Kremlin bizarrely claims goal of demilitarizing Ukraine ‘largely achieved’ – Newsweek

On Saturday, Russian officials claimed that Ukraine had indeed been demilitarized – in line with the goals of Moscow’s invasion of the eastern European country – despite clear and significant evidence to the contrary.

Russia’s invasion of Ukraine began almost 16 months ago in February 2022 and lasted far longer than the Kremlin leadership reportedly expected. At the start of the conflict, Russia advanced a handful of justifications that experts were quick to dismiss as dubious, including claims that it wanted to “denazify” the Ukrainian government and that Russian-speakers were discriminated against in eastern Ukraine.

Another assertion made by Russia over the course of the invasion concerns the need to demilitarize Ukraine. On Saturday, Russia’s state-run Tass news agency reported claims by Kremlin press secretary Dmitry Peskov that Ukraine had been effectively demilitarized.

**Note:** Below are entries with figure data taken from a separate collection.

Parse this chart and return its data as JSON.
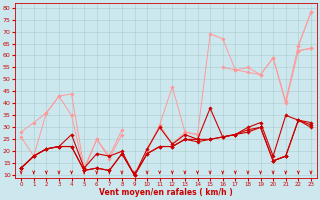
{
  "background_color": "#cce8ee",
  "grid_color": "#aacccc",
  "line_color_dark": "#cc0000",
  "line_color_light": "#ff9999",
  "xlabel": "Vent moyen/en rafales ( km/h )",
  "ylabel_ticks": [
    10,
    15,
    20,
    25,
    30,
    35,
    40,
    45,
    50,
    55,
    60,
    65,
    70,
    75,
    80
  ],
  "xlim": [
    -0.5,
    23.5
  ],
  "ylim": [
    9,
    82
  ],
  "x": [
    0,
    1,
    2,
    3,
    4,
    5,
    6,
    7,
    8,
    9,
    10,
    11,
    12,
    13,
    14,
    15,
    16,
    17,
    18,
    19,
    20,
    21,
    22,
    23
  ],
  "series_light": [
    [
      13,
      18,
      null,
      null,
      null,
      null,
      null,
      null,
      null,
      null,
      null,
      null,
      null,
      null,
      null,
      null,
      null,
      null,
      null,
      null,
      null,
      null,
      64,
      78
    ],
    [
      13,
      18,
      null,
      null,
      null,
      null,
      null,
      null,
      null,
      null,
      null,
      null,
      null,
      null,
      null,
      null,
      null,
      null,
      null,
      null,
      null,
      null,
      62,
      63
    ],
    [
      28,
      32,
      36,
      43,
      44,
      13,
      25,
      18,
      29,
      null,
      20,
      31,
      47,
      28,
      27,
      69,
      67,
      54,
      55,
      52,
      59,
      41,
      64,
      78
    ],
    [
      26,
      18,
      36,
      43,
      35,
      12,
      25,
      17,
      27,
      null,
      20,
      31,
      23,
      28,
      27,
      null,
      55,
      54,
      53,
      52,
      59,
      40,
      62,
      63
    ]
  ],
  "series_dark": [
    [
      13,
      18,
      21,
      22,
      27,
      13,
      19,
      18,
      20,
      10,
      21,
      30,
      23,
      27,
      25,
      38,
      26,
      27,
      30,
      32,
      18,
      35,
      33,
      32
    ],
    [
      13,
      18,
      21,
      22,
      22,
      12,
      13,
      12,
      19,
      10,
      19,
      22,
      22,
      25,
      25,
      25,
      26,
      27,
      29,
      30,
      16,
      18,
      33,
      31
    ],
    [
      13,
      18,
      21,
      22,
      22,
      12,
      13,
      12,
      19,
      10,
      19,
      22,
      22,
      25,
      24,
      25,
      26,
      27,
      28,
      30,
      16,
      18,
      33,
      30
    ],
    [
      13,
      null,
      null,
      null,
      null,
      null,
      null,
      null,
      null,
      null,
      null,
      null,
      null,
      null,
      null,
      null,
      null,
      null,
      null,
      null,
      16,
      18,
      null,
      null
    ]
  ],
  "wind_arrows_x": [
    0,
    1,
    2,
    3,
    4,
    5,
    6,
    7,
    8,
    9,
    10,
    11,
    12,
    13,
    14,
    15,
    16,
    17,
    18,
    19,
    20,
    21,
    22,
    23
  ]
}
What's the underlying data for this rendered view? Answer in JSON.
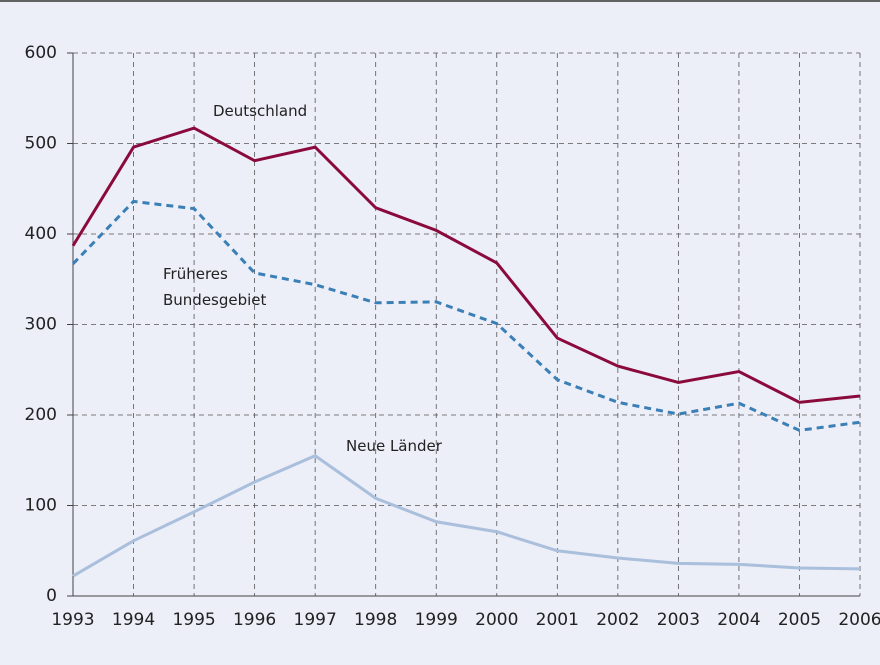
{
  "chart_data": {
    "type": "line",
    "x": [
      1993,
      1994,
      1995,
      1996,
      1997,
      1998,
      1999,
      2000,
      2001,
      2002,
      2003,
      2004,
      2005,
      2006
    ],
    "series": [
      {
        "name": "Deutschland",
        "color": "#8b0a3c",
        "dash": false,
        "values": [
          387,
          496,
          517,
          481,
          496,
          429,
          404,
          368,
          285,
          254,
          236,
          248,
          214,
          221
        ]
      },
      {
        "name": "Früheres Bundesgebiet",
        "color": "#3a7fb5",
        "dash": true,
        "values": [
          367,
          436,
          428,
          357,
          344,
          324,
          325,
          301,
          239,
          214,
          201,
          213,
          183,
          192
        ]
      },
      {
        "name": "Neue Länder",
        "color": "#a9bfdc",
        "dash": false,
        "values": [
          22,
          61,
          93,
          126,
          155,
          108,
          82,
          71,
          50,
          42,
          36,
          35,
          31,
          30
        ]
      }
    ],
    "xlim": [
      1993,
      2006
    ],
    "xticks": [
      1993,
      1994,
      1995,
      1996,
      1997,
      1998,
      1999,
      2000,
      2001,
      2002,
      2003,
      2004,
      2005,
      2006
    ],
    "ylim": [
      0,
      600
    ],
    "yticks": [
      0,
      100,
      200,
      300,
      400,
      500,
      600
    ],
    "grid": true
  }
}
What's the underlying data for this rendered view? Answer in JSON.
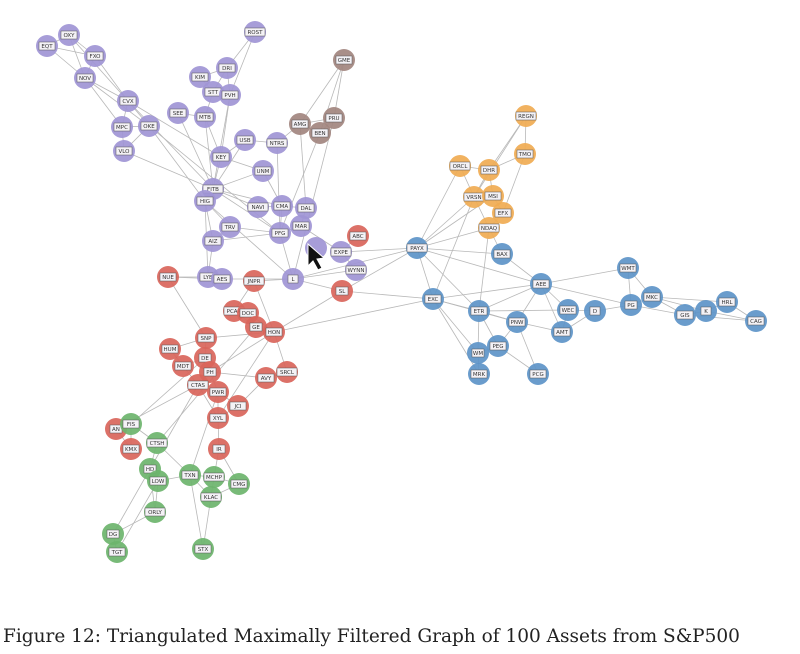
{
  "caption": "Figure 12: Triangulated Maximally Filtered Graph of 100 Assets from S&P500",
  "group_colors": {
    "purple": "#a095d5",
    "brown": "#a2857f",
    "red": "#d9655b",
    "green": "#6cb46c",
    "orange": "#f0ab52",
    "blue": "#5d94c8"
  },
  "edge_color": "#b8b8b8",
  "nodes": [
    {
      "label": "EQT",
      "group": "purple"
    },
    {
      "label": "OXY",
      "group": "purple"
    },
    {
      "label": "FXO",
      "group": "purple"
    },
    {
      "label": "NOV",
      "group": "purple"
    },
    {
      "label": "CVX",
      "group": "purple"
    },
    {
      "label": "MPC",
      "group": "purple"
    },
    {
      "label": "OKE",
      "group": "purple"
    },
    {
      "label": "VLO",
      "group": "purple"
    },
    {
      "label": "ROST",
      "group": "purple"
    },
    {
      "label": "DRI",
      "group": "purple"
    },
    {
      "label": "KIM",
      "group": "purple"
    },
    {
      "label": "STT",
      "group": "purple"
    },
    {
      "label": "PVH",
      "group": "purple"
    },
    {
      "label": "SEE",
      "group": "purple"
    },
    {
      "label": "MTB",
      "group": "purple"
    },
    {
      "label": "USB",
      "group": "purple"
    },
    {
      "label": "NTRS",
      "group": "purple"
    },
    {
      "label": "KEY",
      "group": "purple"
    },
    {
      "label": "UNM",
      "group": "purple"
    },
    {
      "label": "FITB",
      "group": "purple"
    },
    {
      "label": "HIG",
      "group": "purple"
    },
    {
      "label": "NAVI",
      "group": "purple"
    },
    {
      "label": "CMA",
      "group": "purple"
    },
    {
      "label": "DAL",
      "group": "purple"
    },
    {
      "label": "TRV",
      "group": "purple"
    },
    {
      "label": "MAR",
      "group": "purple"
    },
    {
      "label": "PFG",
      "group": "purple"
    },
    {
      "label": "AIZ",
      "group": "purple"
    },
    {
      "label": "EXPE",
      "group": "purple"
    },
    {
      "label": "WYNN",
      "group": "purple"
    },
    {
      "label": "L",
      "group": "purple"
    },
    {
      "label": "LYB",
      "group": "purple"
    },
    {
      "label": "AES",
      "group": "purple"
    },
    {
      "label": "",
      "group": "purple"
    },
    {
      "label": "GME",
      "group": "brown"
    },
    {
      "label": "AMG",
      "group": "brown"
    },
    {
      "label": "PRU",
      "group": "brown"
    },
    {
      "label": "BEN",
      "group": "brown"
    },
    {
      "label": "ABC",
      "group": "red"
    },
    {
      "label": "SL",
      "group": "red"
    },
    {
      "label": "NUE",
      "group": "red"
    },
    {
      "label": "JNPR",
      "group": "red"
    },
    {
      "label": "PCAR",
      "group": "red"
    },
    {
      "label": "DOC",
      "group": "red"
    },
    {
      "label": "GE",
      "group": "red"
    },
    {
      "label": "HON",
      "group": "red"
    },
    {
      "label": "SNP",
      "group": "red"
    },
    {
      "label": "HUM",
      "group": "red"
    },
    {
      "label": "DE",
      "group": "red"
    },
    {
      "label": "MDT",
      "group": "red"
    },
    {
      "label": "PH",
      "group": "red"
    },
    {
      "label": "CTAS",
      "group": "red"
    },
    {
      "label": "PWR",
      "group": "red"
    },
    {
      "label": "AVY",
      "group": "red"
    },
    {
      "label": "SRCL",
      "group": "red"
    },
    {
      "label": "JCI",
      "group": "red"
    },
    {
      "label": "XYL",
      "group": "red"
    },
    {
      "label": "IR",
      "group": "red"
    },
    {
      "label": "AN",
      "group": "red"
    },
    {
      "label": "KMX",
      "group": "red"
    },
    {
      "label": "FIS",
      "group": "green"
    },
    {
      "label": "CTSH",
      "group": "green"
    },
    {
      "label": "HD",
      "group": "green"
    },
    {
      "label": "LOW",
      "group": "green"
    },
    {
      "label": "TXN",
      "group": "green"
    },
    {
      "label": "MCHP",
      "group": "green"
    },
    {
      "label": "KLAC",
      "group": "green"
    },
    {
      "label": "CMG",
      "group": "green"
    },
    {
      "label": "ORLY",
      "group": "green"
    },
    {
      "label": "DG",
      "group": "green"
    },
    {
      "label": "TGT",
      "group": "green"
    },
    {
      "label": "STX",
      "group": "green"
    },
    {
      "label": "REGN",
      "group": "orange"
    },
    {
      "label": "TMO",
      "group": "orange"
    },
    {
      "label": "ORCL",
      "group": "orange"
    },
    {
      "label": "DHR",
      "group": "orange"
    },
    {
      "label": "VRSN",
      "group": "orange"
    },
    {
      "label": "MSI",
      "group": "orange"
    },
    {
      "label": "EFX",
      "group": "orange"
    },
    {
      "label": "NDAQ",
      "group": "orange"
    },
    {
      "label": "PAYX",
      "group": "blue"
    },
    {
      "label": "BAX",
      "group": "blue"
    },
    {
      "label": "AEE",
      "group": "blue"
    },
    {
      "label": "EXC",
      "group": "blue"
    },
    {
      "label": "ETR",
      "group": "blue"
    },
    {
      "label": "PNW",
      "group": "blue"
    },
    {
      "label": "WEC",
      "group": "blue"
    },
    {
      "label": "D",
      "group": "blue"
    },
    {
      "label": "AMT",
      "group": "blue"
    },
    {
      "label": "PEG",
      "group": "blue"
    },
    {
      "label": "WM",
      "group": "blue"
    },
    {
      "label": "MRK",
      "group": "blue"
    },
    {
      "label": "PCG",
      "group": "blue"
    },
    {
      "label": "WMT",
      "group": "blue"
    },
    {
      "label": "PG",
      "group": "blue"
    },
    {
      "label": "MKC",
      "group": "blue"
    },
    {
      "label": "GIS",
      "group": "blue"
    },
    {
      "label": "K",
      "group": "blue"
    },
    {
      "label": "HRL",
      "group": "blue"
    },
    {
      "label": "CAG",
      "group": "blue"
    }
  ],
  "edges": [
    [
      "EQT",
      "OXY"
    ],
    [
      "EQT",
      "FXO"
    ],
    [
      "EQT",
      "NOV"
    ],
    [
      "OXY",
      "FXO"
    ],
    [
      "OXY",
      "NOV"
    ],
    [
      "OXY",
      "CVX"
    ],
    [
      "FXO",
      "NOV"
    ],
    [
      "FXO",
      "CVX"
    ],
    [
      "NOV",
      "CVX"
    ],
    [
      "NOV",
      "MPC"
    ],
    [
      "NOV",
      "OKE"
    ],
    [
      "CVX",
      "MPC"
    ],
    [
      "CVX",
      "OKE"
    ],
    [
      "CVX",
      "FITB"
    ],
    [
      "MPC",
      "OKE"
    ],
    [
      "MPC",
      "VLO"
    ],
    [
      "OKE",
      "VLO"
    ],
    [
      "OKE",
      "HIG"
    ],
    [
      "OKE",
      "PFG"
    ],
    [
      "VLO",
      "FITB"
    ],
    [
      "CVX",
      "KEY"
    ],
    [
      "ROST",
      "DRI"
    ],
    [
      "ROST",
      "PVH"
    ],
    [
      "DRI",
      "KIM"
    ],
    [
      "DRI",
      "STT"
    ],
    [
      "DRI",
      "PVH"
    ],
    [
      "KIM",
      "STT"
    ],
    [
      "STT",
      "PVH"
    ],
    [
      "STT",
      "MTB"
    ],
    [
      "PVH",
      "KEY"
    ],
    [
      "PVH",
      "FITB"
    ],
    [
      "SEE",
      "MTB"
    ],
    [
      "SEE",
      "FITB"
    ],
    [
      "MTB",
      "KEY"
    ],
    [
      "MTB",
      "FITB"
    ],
    [
      "USB",
      "KEY"
    ],
    [
      "USB",
      "NTRS"
    ],
    [
      "USB",
      "FITB"
    ],
    [
      "NTRS",
      "AMG"
    ],
    [
      "NTRS",
      "PFG"
    ],
    [
      "KEY",
      "FITB"
    ],
    [
      "KEY",
      "UNM"
    ],
    [
      "UNM",
      "CMA"
    ],
    [
      "UNM",
      "FITB"
    ],
    [
      "FITB",
      "HIG"
    ],
    [
      "FITB",
      "NAVI"
    ],
    [
      "FITB",
      "CMA"
    ],
    [
      "FITB",
      "PFG"
    ],
    [
      "HIG",
      "TRV"
    ],
    [
      "HIG",
      "AIZ"
    ],
    [
      "HIG",
      "L"
    ],
    [
      "HIG",
      "LYB"
    ],
    [
      "NAVI",
      "CMA"
    ],
    [
      "CMA",
      "DAL"
    ],
    [
      "CMA",
      "PFG"
    ],
    [
      "DAL",
      "MAR"
    ],
    [
      "MAR",
      "PFG"
    ],
    [
      "MAR",
      "EXPE"
    ],
    [
      "PFG",
      "L"
    ],
    [
      "PFG",
      "TRV"
    ],
    [
      "PFG",
      "AIZ"
    ],
    [
      "TRV",
      "AIZ"
    ],
    [
      "EXPE",
      "WYNN"
    ],
    [
      "EXPE",
      "ABC"
    ],
    [
      "L",
      "WYNN"
    ],
    [
      "L",
      "SL"
    ],
    [
      "L",
      "JNPR"
    ],
    [
      "L",
      "AES"
    ],
    [
      "LYB",
      "AES"
    ],
    [
      "LYB",
      "NUE"
    ],
    [
      "AIZ",
      "LYB"
    ],
    [
      "GME",
      "AMG"
    ],
    [
      "GME",
      "PRU"
    ],
    [
      "GME",
      "BEN"
    ],
    [
      "AMG",
      "PRU"
    ],
    [
      "AMG",
      "BEN"
    ],
    [
      "PRU",
      "BEN"
    ],
    [
      "BEN",
      "PFG"
    ],
    [
      "AMG",
      "DAL"
    ],
    [
      "PRU",
      "L"
    ],
    [
      "NUE",
      "SNP"
    ],
    [
      "NUE",
      "AES"
    ],
    [
      "JNPR",
      "PCAR"
    ],
    [
      "JNPR",
      "HON"
    ],
    [
      "PCAR",
      "DOC"
    ],
    [
      "PCAR",
      "GE"
    ],
    [
      "DOC",
      "GE"
    ],
    [
      "GE",
      "HON"
    ],
    [
      "DOC",
      "HON"
    ],
    [
      "HON",
      "SL"
    ],
    [
      "SNP",
      "DE"
    ],
    [
      "SNP",
      "HUM"
    ],
    [
      "SNP",
      "HON"
    ],
    [
      "HUM",
      "MDT"
    ],
    [
      "DE",
      "MDT"
    ],
    [
      "DE",
      "PH"
    ],
    [
      "MDT",
      "CTAS"
    ],
    [
      "PH",
      "CTAS"
    ],
    [
      "PH",
      "PWR"
    ],
    [
      "PH",
      "HON"
    ],
    [
      "CTAS",
      "PWR"
    ],
    [
      "PWR",
      "JCI"
    ],
    [
      "PWR",
      "XYL"
    ],
    [
      "AVY",
      "SRCL"
    ],
    [
      "AVY",
      "PH"
    ],
    [
      "SRCL",
      "HON"
    ],
    [
      "JCI",
      "XYL"
    ],
    [
      "XYL",
      "IR"
    ],
    [
      "JCI",
      "AVY"
    ],
    [
      "CTAS",
      "XYL"
    ],
    [
      "CTAS",
      "AN"
    ],
    [
      "AN",
      "FIS"
    ],
    [
      "AN",
      "KMX"
    ],
    [
      "KMX",
      "FIS"
    ],
    [
      "FIS",
      "CTSH"
    ],
    [
      "CTSH",
      "HD"
    ],
    [
      "CTSH",
      "TXN"
    ],
    [
      "HD",
      "LOW"
    ],
    [
      "HD",
      "ORLY"
    ],
    [
      "LOW",
      "ORLY"
    ],
    [
      "LOW",
      "TXN"
    ],
    [
      "TXN",
      "MCHP"
    ],
    [
      "TXN",
      "KLAC"
    ],
    [
      "MCHP",
      "KLAC"
    ],
    [
      "MCHP",
      "CMG"
    ],
    [
      "KLAC",
      "CMG"
    ],
    [
      "KLAC",
      "STX"
    ],
    [
      "TXN",
      "STX"
    ],
    [
      "ORLY",
      "DG"
    ],
    [
      "DG",
      "TGT"
    ],
    [
      "HD",
      "DG"
    ],
    [
      "LOW",
      "TGT"
    ],
    [
      "IR",
      "MCHP"
    ],
    [
      "IR",
      "CMG"
    ],
    [
      "CTAS",
      "HD"
    ],
    [
      "PWR",
      "TXN"
    ],
    [
      "DE",
      "FIS"
    ],
    [
      "GE",
      "CTSH"
    ],
    [
      "HON",
      "XYL"
    ],
    [
      "REGN",
      "TMO"
    ],
    [
      "REGN",
      "DHR"
    ],
    [
      "REGN",
      "VRSN"
    ],
    [
      "TMO",
      "DHR"
    ],
    [
      "TMO",
      "EFX"
    ],
    [
      "ORCL",
      "DHR"
    ],
    [
      "ORCL",
      "VRSN"
    ],
    [
      "DHR",
      "VRSN"
    ],
    [
      "DHR",
      "MSI"
    ],
    [
      "VRSN",
      "MSI"
    ],
    [
      "MSI",
      "EFX"
    ],
    [
      "EFX",
      "NDAQ"
    ],
    [
      "VRSN",
      "NDAQ"
    ],
    [
      "ORCL",
      "PAYX"
    ],
    [
      "VRSN",
      "PAYX"
    ],
    [
      "NDAQ",
      "PAYX"
    ],
    [
      "NDAQ",
      "BAX"
    ],
    [
      "MSI",
      "PAYX"
    ],
    [
      "VRSN",
      "EXC"
    ],
    [
      "NDAQ",
      "ETR"
    ],
    [
      "PAYX",
      "BAX"
    ],
    [
      "PAYX",
      "EXC"
    ],
    [
      "PAYX",
      "AEE"
    ],
    [
      "PAYX",
      "ETR"
    ],
    [
      "PAYX",
      "SL"
    ],
    [
      "PAYX",
      "L"
    ],
    [
      "PAYX",
      "EXPE"
    ],
    [
      "BAX",
      "AEE"
    ],
    [
      "EXC",
      "AEE"
    ],
    [
      "EXC",
      "ETR"
    ],
    [
      "EXC",
      "PNW"
    ],
    [
      "EXC",
      "WM"
    ],
    [
      "EXC",
      "MRK"
    ],
    [
      "EXC",
      "HON"
    ],
    [
      "EXC",
      "SL"
    ],
    [
      "ETR",
      "PNW"
    ],
    [
      "ETR",
      "WM"
    ],
    [
      "ETR",
      "PEG"
    ],
    [
      "ETR",
      "WEC"
    ],
    [
      "ETR",
      "AEE"
    ],
    [
      "PNW",
      "PEG"
    ],
    [
      "PNW",
      "AMT"
    ],
    [
      "PNW",
      "PCG"
    ],
    [
      "PNW",
      "AEE"
    ],
    [
      "PEG",
      "WM"
    ],
    [
      "PEG",
      "PCG"
    ],
    [
      "WM",
      "MRK"
    ],
    [
      "AEE",
      "WEC"
    ],
    [
      "AEE",
      "AMT"
    ],
    [
      "AEE",
      "WMT"
    ],
    [
      "AEE",
      "PG"
    ],
    [
      "WEC",
      "D"
    ],
    [
      "WEC",
      "AMT"
    ],
    [
      "D",
      "AMT"
    ],
    [
      "D",
      "PG"
    ],
    [
      "WMT",
      "PG"
    ],
    [
      "WMT",
      "MKC"
    ],
    [
      "PG",
      "MKC"
    ],
    [
      "PG",
      "GIS"
    ],
    [
      "MKC",
      "GIS"
    ],
    [
      "MKC",
      "K"
    ],
    [
      "GIS",
      "K"
    ],
    [
      "K",
      "HRL"
    ],
    [
      "HRL",
      "CAG"
    ],
    [
      "GIS",
      "CAG"
    ],
    [
      "K",
      "CAG"
    ],
    [
      "MKC",
      "HRL"
    ]
  ]
}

The claim struck a strange nerve considering that, thanks to international aid, Ukraine arguably has more military equipment than ever before. In his attempted argument, Peskov said the goal was nevertheless achieved because Ukraine is now using less of its own hardware.

“Indeed, at the beginning of the war, Ukraine was heavily militarized [special military operation]” Peskow told RT Arabic. “And how [Russian President Vladimir] Putin said yesterday that one of the tasks is the demilitarization of Ukraine. In fact, this task is largely complete. Ukraine is using less of its own weapons. And it is using more and more weapon systems that Western countries are supplying to it.”

The alleged demilitarization goal of the invasion of Ukraine was recently criticized by Yevgeny Prigozhin, a close ally of Putin and leader of the Wagner Group, a private paramilitary entity, during a series of critical statements about the conflict as his troops withdrew from the battlefield in Ukraine Bachmut.

Prigozhin argued that the invasion backfired because Ukraine had been more heavily armed by its allies to hold off Russian forces.

A Ukrainian soldier fires a rocket-propelled grenade (RPG). On Saturday, Russian officials claimed that Ukraine had indeed been demilitarized – in line with the goals of Moscow’s invasion of the eastern European country – despite clear and significant evidence to the contrary. Genya Savilov/AFP via Getty Images

“The special military operation served to denazify and demilitarize,” said the Wagner boss. “As for demilitarization … if they had 500 tanks at the start of the special operation, 1687130253 You have 5,000 tanks. If there were 20,000 people who could skillfully fight, now 400,000 people know how to fight. How did we demilitarize it? It turns out the opposite is true – we’ve fucking militarized them.”

Newsweek has emailed foreign defense experts for comment.

Since the invasion began, Ukraine has received tens of billions of dollars in military aid from Western allies such as the United States, the United Kingdom and Germany. According to Council on Foreign Relations (CFR) statistics, summarizing data from January 2020 to last May, the US alone has supplied Ukraine with tens of thousands of infantry weapons, hundreds of artillery systems, hundreds of tanks, hundreds of armored carriers. and more.